Aspect oriented programming (AOP) is a relatively new paradigm that has proven itself in a number of fields.

We investigate the suitability of AOP for testing tools by trying to implement the ConTest testing tool using AspectJ, a tool that implements AOP for the Java programming language.

Our conclusion from this exercise is that AOP is very suitable for the implementation of a number of classes of test tools. These include multi-threaded noise makers such as ConTest, in addition to coverage analyzers, data-race detectors, network traffic simulators, runtime bug pattern detectors, and others. The main advantage is that the instrumentation part of the tool creating method, which usually contains little scientific contribution but consumes most of the work, becomes much easier to perform and requires less expertise.

Testing in Communication Satellite Amos 2 (Abstract)
Arie Hopfeld, IAI

This presentation will briefly describe the products of the Israel Aircraft Industries MBT Space Division, the MBT space satellites, and aspects of the AMOS 2 communications satellite project, including the launch process, deploying the satellite in space, and unique aspects of software development for satellite projects.

The presentation will focus on the various environments in which the AMOS 2 software was tested, the nature of the tests, and the software measurement findings connected with the various aspects of these software testing efforts.

Keyword-driven Testing (Abstract)
Ayal Cohen & Tal Joseph, Mercury

In this talk, the concepts of keyword-driven testing and business process testing are introduced.

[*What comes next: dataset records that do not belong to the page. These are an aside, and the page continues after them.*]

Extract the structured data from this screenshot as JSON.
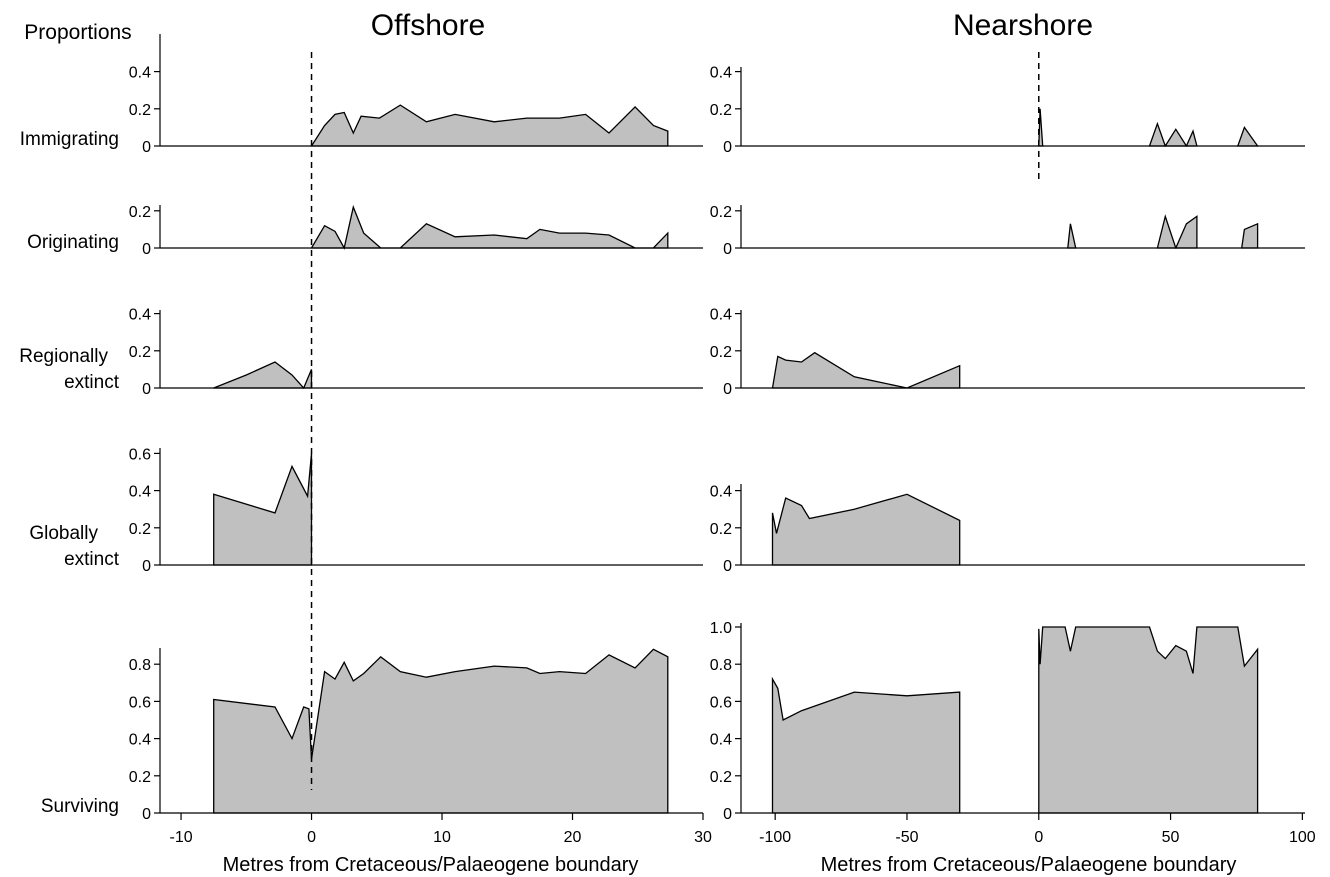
{
  "figure": {
    "y_axis_title": "Proportions",
    "columns": [
      {
        "id": "offshore",
        "title": "Offshore",
        "xlabel": "Metres from Cretaceous/Palaeogene boundary",
        "xlim": [
          -11,
          30
        ],
        "xticks": [
          -10,
          0,
          10,
          20,
          30
        ],
        "xtick_labels": [
          "-10",
          "0",
          "10",
          "20",
          "30"
        ]
      },
      {
        "id": "nearshore",
        "title": "Nearshore",
        "xlabel": "Metres from Cretaceous/Palaeogene boundary",
        "xlim": [
          -105,
          101
        ],
        "xticks": [
          -100,
          -50,
          0,
          50,
          100
        ],
        "xtick_labels": [
          "-100",
          "-50",
          "0",
          "50",
          "100"
        ]
      }
    ],
    "rows": [
      {
        "id": "immigrating",
        "label_lines": [
          "Immigrating"
        ]
      },
      {
        "id": "originating",
        "label_lines": [
          "Originating"
        ]
      },
      {
        "id": "regionally",
        "label_lines": [
          "Regionally",
          "extinct"
        ]
      },
      {
        "id": "globally",
        "label_lines": [
          "Globally",
          "extinct"
        ]
      },
      {
        "id": "surviving",
        "label_lines": [
          "Surviving"
        ]
      }
    ]
  },
  "chart_data": [
    {
      "type": "area",
      "column": "offshore",
      "row": "immigrating",
      "ylim": [
        0,
        0.45
      ],
      "yticks": [
        0,
        0.2,
        0.4
      ],
      "ytick_labels": [
        "0",
        "0.2",
        "0.4"
      ],
      "polygons": [
        [
          [
            0,
            0
          ],
          [
            1,
            0.11
          ],
          [
            1.8,
            0.17
          ],
          [
            2.5,
            0.18
          ],
          [
            3.2,
            0.07
          ],
          [
            3.8,
            0.16
          ],
          [
            5.2,
            0.15
          ],
          [
            6.8,
            0.22
          ],
          [
            8.8,
            0.13
          ],
          [
            11,
            0.17
          ],
          [
            14,
            0.13
          ],
          [
            16.5,
            0.15
          ],
          [
            17.5,
            0.15
          ],
          [
            19,
            0.15
          ],
          [
            21,
            0.17
          ],
          [
            22.8,
            0.07
          ],
          [
            24.8,
            0.21
          ],
          [
            26.2,
            0.11
          ],
          [
            27.3,
            0.08
          ],
          [
            27.3,
            0
          ]
        ]
      ]
    },
    {
      "type": "area",
      "column": "nearshore",
      "row": "immigrating",
      "ylim": [
        0,
        0.45
      ],
      "yticks": [
        0,
        0.2,
        0.4
      ],
      "ytick_labels": [
        "0",
        "0.2",
        "0.4"
      ],
      "polygons": [
        [
          [
            0,
            0
          ],
          [
            0.5,
            0.2
          ],
          [
            1.5,
            0
          ]
        ],
        [
          [
            42,
            0
          ],
          [
            45,
            0.12
          ],
          [
            48,
            0
          ]
        ],
        [
          [
            48,
            0
          ],
          [
            52,
            0.09
          ],
          [
            56,
            0
          ]
        ],
        [
          [
            56,
            0
          ],
          [
            58.5,
            0.08
          ],
          [
            60,
            0
          ]
        ],
        [
          [
            75.5,
            0
          ],
          [
            78,
            0.1
          ],
          [
            83,
            0
          ]
        ]
      ]
    },
    {
      "type": "area",
      "column": "offshore",
      "row": "originating",
      "ylim": [
        0,
        0.22
      ],
      "yticks": [
        0,
        0.2
      ],
      "ytick_labels": [
        "0",
        "0.2"
      ],
      "polygons": [
        [
          [
            0,
            0
          ],
          [
            1,
            0.12
          ],
          [
            1.8,
            0.09
          ],
          [
            2.5,
            0
          ],
          [
            3.2,
            0.22
          ],
          [
            4,
            0.08
          ],
          [
            5.3,
            0
          ],
          [
            6.8,
            0
          ],
          [
            8.8,
            0.13
          ],
          [
            11,
            0.06
          ],
          [
            14,
            0.07
          ],
          [
            16.5,
            0.05
          ],
          [
            17.5,
            0.1
          ],
          [
            19,
            0.08
          ],
          [
            21,
            0.08
          ],
          [
            22.8,
            0.07
          ],
          [
            24.8,
            0
          ],
          [
            26.2,
            0
          ],
          [
            27.3,
            0.08
          ],
          [
            27.3,
            0
          ]
        ]
      ]
    },
    {
      "type": "area",
      "column": "nearshore",
      "row": "originating",
      "ylim": [
        0,
        0.22
      ],
      "yticks": [
        0,
        0.2
      ],
      "ytick_labels": [
        "0",
        "0.2"
      ],
      "polygons": [
        [
          [
            11,
            0
          ],
          [
            12,
            0.13
          ],
          [
            14,
            0
          ]
        ],
        [
          [
            45,
            0
          ],
          [
            48,
            0.17
          ],
          [
            52,
            0
          ]
        ],
        [
          [
            52,
            0
          ],
          [
            56,
            0.13
          ],
          [
            60,
            0.17
          ],
          [
            60,
            0
          ]
        ],
        [
          [
            77,
            0
          ],
          [
            78,
            0.1
          ],
          [
            83,
            0.13
          ],
          [
            83,
            0
          ]
        ]
      ]
    },
    {
      "type": "area",
      "column": "offshore",
      "row": "regionally",
      "ylim": [
        0,
        0.4
      ],
      "yticks": [
        0,
        0.2,
        0.4
      ],
      "ytick_labels": [
        "0",
        "0.2",
        "0.4"
      ],
      "polygons": [
        [
          [
            -7.5,
            0
          ],
          [
            -5,
            0.07
          ],
          [
            -2.8,
            0.14
          ],
          [
            -1.5,
            0.07
          ],
          [
            -0.6,
            0
          ],
          [
            0,
            0.1
          ],
          [
            0,
            0
          ]
        ]
      ]
    },
    {
      "type": "area",
      "column": "nearshore",
      "row": "regionally",
      "ylim": [
        0,
        0.4
      ],
      "yticks": [
        0,
        0.2,
        0.4
      ],
      "ytick_labels": [
        "0",
        "0.2",
        "0.4"
      ],
      "polygons": [
        [
          [
            -101,
            0
          ],
          [
            -99,
            0.17
          ],
          [
            -96,
            0.15
          ],
          [
            -90,
            0.14
          ],
          [
            -85,
            0.19
          ],
          [
            -70,
            0.06
          ],
          [
            -50,
            0
          ],
          [
            -30,
            0.12
          ],
          [
            -30,
            0
          ]
        ]
      ]
    },
    {
      "type": "area",
      "column": "offshore",
      "row": "globally",
      "ylim": [
        0,
        0.6
      ],
      "yticks": [
        0,
        0.2,
        0.4,
        0.6
      ],
      "ytick_labels": [
        "0",
        "0.2",
        "0.4",
        "0.6"
      ],
      "polygons": [
        [
          [
            -7.5,
            0
          ],
          [
            -7.5,
            0.38
          ],
          [
            -2.8,
            0.28
          ],
          [
            -1.5,
            0.53
          ],
          [
            -0.3,
            0.37
          ],
          [
            0,
            0.6
          ],
          [
            0,
            0
          ]
        ]
      ]
    },
    {
      "type": "area",
      "column": "nearshore",
      "row": "globally",
      "ylim": [
        0,
        0.6
      ],
      "yticks": [
        0,
        0.2,
        0.4
      ],
      "ytick_labels": [
        "0",
        "0.2",
        "0.4"
      ],
      "polygons": [
        [
          [
            -101,
            0
          ],
          [
            -101,
            0.28
          ],
          [
            -99.5,
            0.17
          ],
          [
            -96,
            0.36
          ],
          [
            -90,
            0.32
          ],
          [
            -87,
            0.25
          ],
          [
            -70,
            0.3
          ],
          [
            -50,
            0.38
          ],
          [
            -30,
            0.24
          ],
          [
            -30,
            0
          ]
        ]
      ]
    },
    {
      "type": "area",
      "column": "offshore",
      "row": "surviving",
      "ylim": [
        0,
        0.9
      ],
      "yticks": [
        0,
        0.2,
        0.4,
        0.6,
        0.8
      ],
      "ytick_labels": [
        "0",
        "0.2",
        "0.4",
        "0.6",
        "0.8"
      ],
      "polygons": [
        [
          [
            -7.5,
            0
          ],
          [
            -7.5,
            0.61
          ],
          [
            -2.8,
            0.57
          ],
          [
            -1.5,
            0.4
          ],
          [
            -0.6,
            0.57
          ],
          [
            -0.2,
            0.56
          ],
          [
            0,
            0.29
          ],
          [
            1,
            0.76
          ],
          [
            1.8,
            0.72
          ],
          [
            2.5,
            0.81
          ],
          [
            3.2,
            0.71
          ],
          [
            4,
            0.75
          ],
          [
            5.3,
            0.84
          ],
          [
            6.8,
            0.76
          ],
          [
            8.8,
            0.73
          ],
          [
            11,
            0.76
          ],
          [
            14,
            0.79
          ],
          [
            16.5,
            0.78
          ],
          [
            17.5,
            0.75
          ],
          [
            19,
            0.76
          ],
          [
            21,
            0.75
          ],
          [
            22.8,
            0.85
          ],
          [
            24.8,
            0.78
          ],
          [
            26.2,
            0.88
          ],
          [
            27.3,
            0.84
          ],
          [
            27.3,
            0
          ]
        ]
      ]
    },
    {
      "type": "area",
      "column": "nearshore",
      "row": "surviving",
      "ylim": [
        0,
        1.0
      ],
      "yticks": [
        0,
        0.2,
        0.4,
        0.6,
        0.8,
        1.0
      ],
      "ytick_labels": [
        "0",
        "0.2",
        "0.4",
        "0.6",
        "0.8",
        "1.0"
      ],
      "polygons": [
        [
          [
            -101,
            0
          ],
          [
            -101,
            0.72
          ],
          [
            -99,
            0.67
          ],
          [
            -97,
            0.5
          ],
          [
            -90,
            0.55
          ],
          [
            -70,
            0.65
          ],
          [
            -50,
            0.63
          ],
          [
            -30,
            0.65
          ],
          [
            -30,
            0
          ]
        ],
        [
          [
            0,
            0
          ],
          [
            0,
            0.99
          ],
          [
            0.5,
            0.8
          ],
          [
            1.5,
            1.0
          ],
          [
            10,
            1.0
          ],
          [
            12,
            0.87
          ],
          [
            14,
            1.0
          ],
          [
            42,
            1.0
          ],
          [
            45,
            0.87
          ],
          [
            48,
            0.83
          ],
          [
            52,
            0.9
          ],
          [
            56,
            0.87
          ],
          [
            58.5,
            0.75
          ],
          [
            60,
            1.0
          ],
          [
            75.5,
            1.0
          ],
          [
            78,
            0.79
          ],
          [
            83,
            0.88
          ],
          [
            83,
            0
          ]
        ]
      ]
    }
  ]
}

First the concepts are described theoretically, after which we demonstrate a real-world example that shows how these testing methods are being used by business analyst and automation engineers.

The main benefit of the approach is that after the QA engineer creates testing assets and tests, subject matter experts can continue and create the bulk of their own tests. This approach has proved very useful for business process testing.

Security Bulletins - Lessons Learnt, Changing the Way We Test Products and Patches (Abstract)
John Neystadt, Microsoft

Security patches are known to be a major customer pain. Business impact and installation costs are among the problematic factors, and as the Blaster and Slammer viruses proved, they may damage security more than they improve it. Industry is expected to build unbreakable products with service lifetimes of 10 years. How can this be done, with threats and attack technologies changing every 2-3 years?